Refer to [`notebooks/py_start.ipynb`](https://github.com/Veriphi-labs/veriphi/blob/main/notebooks/py_start.ipynb) in the full repository for a complete walkthrough.

## Supported Platforms
- macOS universal2 (`x86_64`/`arm64`), Python 3.10+
- manylinux2014 `x86_64` and `aarch64`, Python 3.10+

The project also ships a source distribution so unsupported platforms can build from source if a compatible Rust toolchain is available.

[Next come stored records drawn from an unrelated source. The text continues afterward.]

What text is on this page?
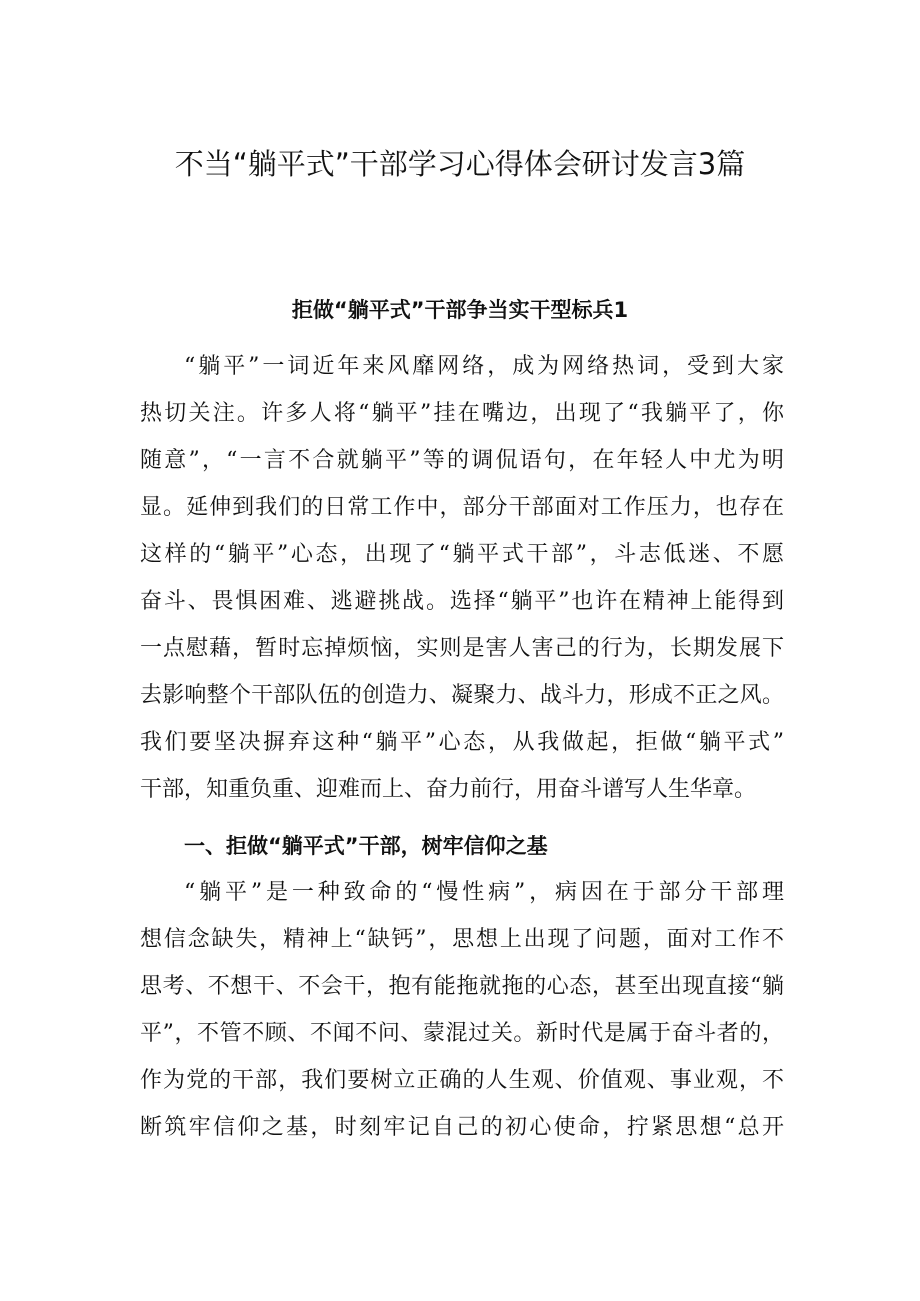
不当“躺平式”干部学习心得体会研讨发言3篇
拒做“躺平式”干部争当实干型标兵1
“躺平”一词近年来风靡网络，成为网络热词，受到大家
热切关注。许多人将“躺平”挂在嘴边，出现了“我躺平了，你
随意”，“一言不合就躺平”等的调侃语句，在年轻人中尤为明
显。延伸到我们的日常工作中，部分干部面对工作压力，也存在
这样的“躺平”心态，出现了“躺平式干部”，斗志低迷、不愿
奋斗、畏惧困难、逃避挑战。选择“躺平”也许在精神上能得到
一点慰藉，暂时忘掉烦恼，实则是害人害己的行为，长期发展下
去影响整个干部队伍的创造力、凝聚力、战斗力，形成不正之风。
我们要坚决摒弃这种“躺平”心态，从我做起，拒做“躺平式”
干部，知重负重、迎难而上、奋力前行，用奋斗谱写人生华章。
一、拒做“躺平式”干部，树牢信仰之基
“躺平”是一种致命的“慢性病”，病因在于部分干部理
想信念缺失，精神上“缺钙”，思想上出现了问题，面对工作不
思考、不想干、不会干，抱有能拖就拖的心态，甚至出现直接“躺
平”，不管不顾、不闻不问、蒙混过关。新时代是属于奋斗者的，
作为党的干部，我们要树立正确的人生观、价值观、事业观，不
断筑牢信仰之基，时刻牢记自己的初心使命，拧紧思想“总开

## Building Release Wheels Locally
1. **macOS universal build**
   ```bash
   rustup target add aarch64-apple-darwin x86_64-apple-darwin
   maturin build --release --strip --target universal2-apple-darwin -m rust/veriphi-core-py/Cargo.toml --out dist
   ```
2. **Linux manylinux (run from the repo root)**
   ```bash
   docker run --rm --platform=linux/arm64 -v "$ROOT":/io \
      ghcr.io/pyo3/maturin:latest build --release --strip \
      -m /io/rust/veriphi-core-py/Cargo.toml --out /io/dist --manylinux 2014
   
   docker run --rm --platform=linux/amd64 -v "$ROOT":/io \
      ghcr.io/pyo3/maturin:latest build --release --strip \
      -m /io/rust/veriphi-core-py/Cargo.toml --out /io/dist --manylinux 2014
   ```
4. **Source distribution**
   ```bash
   maturin sdist -m rust/veriphi-core-py/Cargo.toml --out dist
   ```

After each build, install the resulting wheel in a clean environment and run `pytest` to validate the artefact.